A few days ago I wrote a short article in which I used the word ‘submission.’ I’ve just now realized that by using this word, I was being a bit naïve. The realization of my own naivety came when I read Kara Martin’s helpful review of the book Fifty Shades of Grey on the Sydney Anglicans website. Kara’s review made me realize that what we Christians mean when we use the word ‘submission’ is often entirely different to what our non-Christian world thinks when it hears the word ‘submission.’ That’s because Christians and non-Christians are spending their time reading two very different books. As a result, Christians and non-Christians are having their passions and desires shaped by two very different worldviews.
As Christians, we have—or at least, we should have—our lives, our passions, our desires and our thoughts shaped by constant engagement with the Bible. The Bible speaks, again and again, about an infinitely loving God, whose Son Jesus Christ willingly sacrificed himself for our sake, to bring forgiveness of sins and to include us in his own intimate relationship with a loving heavenly Father. The Bible calls us to give our lives to this loving God, to rejoice in our status as God’s beloved children, and to respond in thankfulness and love to Jesus’ unfathomably great sacrifice. This is what the Bible calls ‘submission.’ This sacrifice-submission dynamic between Christ and his people is at the core of our lives, and it is also meant to inform the relationship between husband and wife.

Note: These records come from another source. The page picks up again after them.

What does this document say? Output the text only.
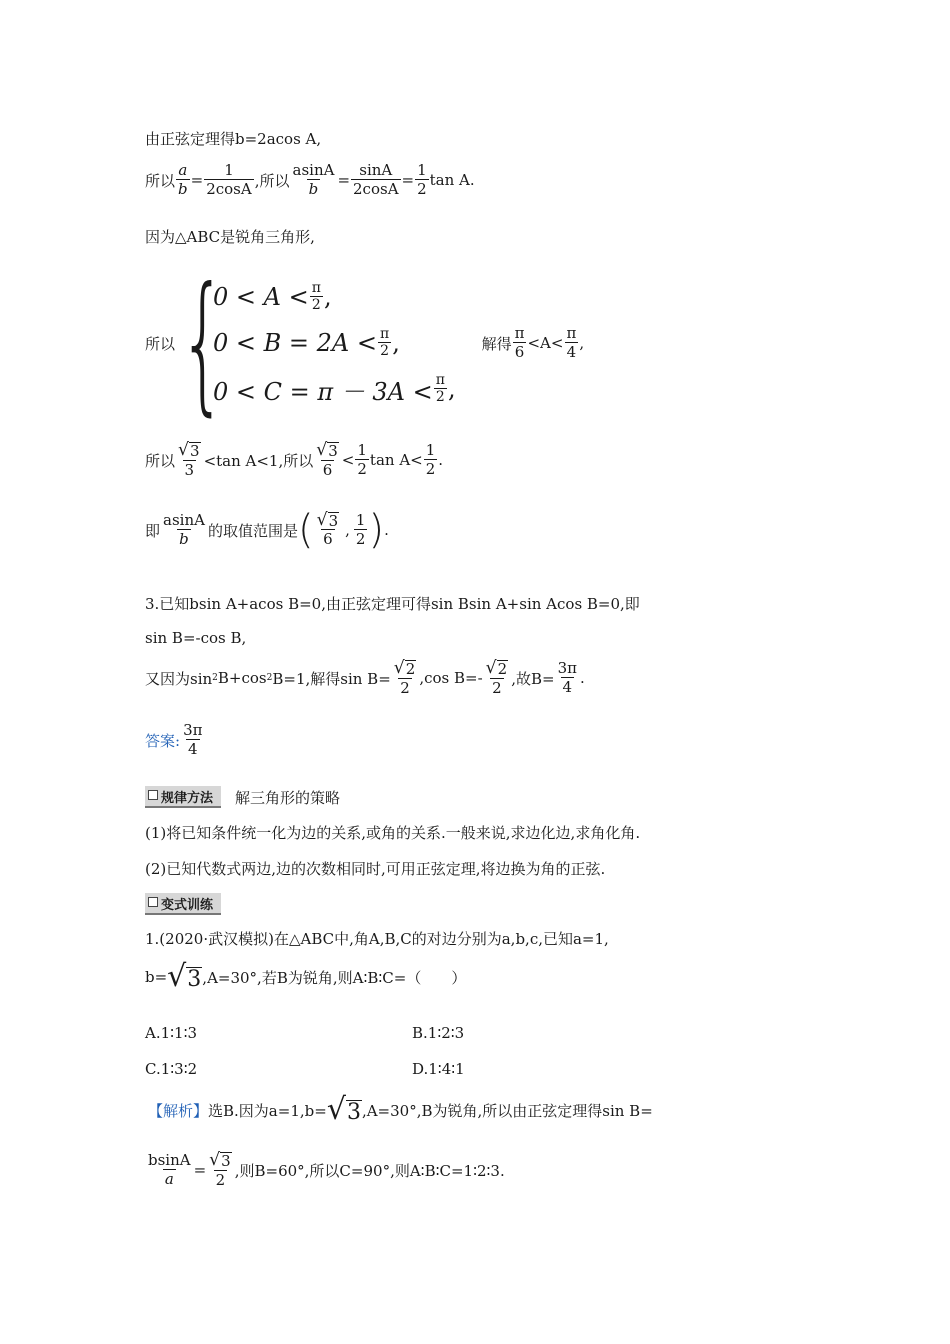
由正弦定理得b=2acos A,
所以 $\frac{a}{b} = \frac{1}{2\cos A}$ ,所以 $\frac{asinA}{b} = \frac{\sin A}{2\cos A} = \frac{1}{2}$ tan A.
因为△ABC是锐角三角形,
所以 {
$0 < A < \frac{\pi}{2}$ ,
$0 < B = 2A < \frac{\pi}{2}$ ,
$0 < C = \pi - 3A < \frac{\pi}{2}$ ,
解得 $\frac{\pi}{6} <A< \frac{\pi}{4}$ ,
所以 $\frac{√ 3}{3} <\tan$ A<1,所以 $\frac{√ 3}{6} < \frac{1}{2}$ $\tan A< \frac{1}{2}$ .
即 $\frac{asinA}{b}$ 的取值范围是 ( $\frac{√ 3}{6}$ , $\frac{1}{2}$ ) .
3.已知bsin A+acos B=0,由正弦定理可得sin Bsin A+sin Acos B=0,即
sin B=-cos B,
又因为sin 2 B+cos 2 B=1,解得$\sin B= \frac{√ 2}{2} ,\cos$ $B=- \frac{√ 2}{2}$ ,故$B= \frac{3\pi}{4}$ .
答案: $\frac{3\pi}{4}$
规律方法	解三角形的策略
(1)将已知条件统一化为边的关系,或角的关系.一般来说,求边化边,求角化角.
(2)已知代数式两边,边的次数相同时,可用正弦定理,将边换为角的正弦.
变式训练
1.(2020·武汉模拟)在△ABC中,角A,B,C的对边分别为a,b,c,已知a=1,
b= √ 3 ,A=30°,若B为锐角,则A∶B∶C=（　　）
A.1∶1∶3	B.1∶2∶3
C.1∶3∶2	D.1∶4∶1
【解析】 选B.因为a=1,b= √ 3 ,A=30°,B为锐角,所以由正弦定理得sin B=
$\frac{bsinA}{a} = \frac{√ 3}{2}$ ,则B=60°,所以C=90°,则A∶B∶C=1∶2∶3.
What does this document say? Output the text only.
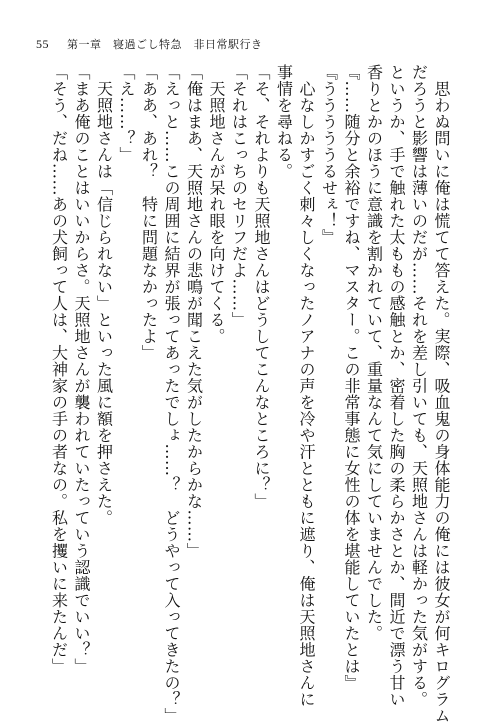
55 第一章　寝過ごし特急　非日常駅行き

　思わぬ問いに俺は慌てて答えた。実際、吸血鬼の身体能力の俺には彼女が何キログラム

だろうと影響は薄いのだが……それを差し引いても、天照地さんは軽かった気がする。

というか、手で触れた太ももの感触とか、密着した胸の柔らかさとか、間近で漂う甘い

香りとかのほうに意識を割かれていて、重量なんて気にしていませんでした。

『……随分と余裕ですね、マスター。この非常事態に女性の体を堪能していたとは』

『うううううるせぇ！』

　心なしかすごく刺々しくなったノアナの声を冷や汗とともに遮り、俺は天照地さんに

事情を尋ねる。

「そ、それよりも天照地さんはどうしてこんなところに？」

「それはこっちのセリフだよ……」

　天照地さんが呆れ眼を向けてくる。

「俺はまあ、天照地さんの悲鳴が聞こえた気がしたからかな……」

「えっと……この周囲に結界が張ってあったでしょ……？　どうやって入ってきたの？」

「ああ、あれ？　特に問題なかったよ」

「え……？」

　天照地さんは「信じられない」といった風に額を押さえた。

「まあ俺のことはいいからさ。天照地さんが襲われていたっていう認識でいい？」

「そう、だね……あの犬飼って人は、大神家の手の者なの。私を攫いに来たんだ」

But according to book-sale statistics, a huge proportion of our non-Christian friends are having their lives, their passions, their desires and their thoughts shaped by devouring a book whose view of human relationships is as far from the biblical vision as it could possibly be. This is a book which revels in sado-masochistic sexual deviance and abuse, and tens of millions are craving and consuming it as a form of entertainment. The popularity of this book means that our world is frequently hearing the term ‘submission’ in the context of the passive acceptance of sexual victimization. This, of course, means that when many of our friends hear us using the word ‘submission,’ their thoughts will automatically run to the degrading and damaging things they have filled their minds with.
I’m not making any apologies for my naivety. I’m glad I was naïve, and wish to remain so as much as I possibly can. I am, of course, aware that Fifty Shades of Grey is an exceedingly popular book; yet I am deliberately avoiding having anything to do with it. My own heart is subject to sin; I suspect that even considering the themes of the book will damage my (all too faltering) attempts to love, cherish and protect my wife, my daughters and my son. I’m very grateful that Kara read (most of) the book, so that I don’t have to.
Nevertheless, now that I’ve realized the existence of my naivety, I have a couple of brief suggestions for others.
- If you’re a Christian, be aware that when you use the term ‘submission’ in any public discussion, the chances are high that you’ll be heard saying something quite different to what you mean. That’s not a reason to fill your mind with the abuse-as-entertainment that is so prevalent in the world. Just be aware that if you want to use the word ‘submission,’ you’ll have quite a bit of explaining to do.
- And if you’re not a Christian but are reading this, I have a suggestion: please give Christians the benefit of the doubt when you hear them using the word ‘submission’ in a public discussion. They’re not necessarily thinking what you’re thinking. Wait for their explanation of what they mean before jumping to conclusions. It’s almost certain that if you stop and listen, you’ll hear something far more beautiful and upbuilding than anything you’ll find in Fifty Shades of Grey.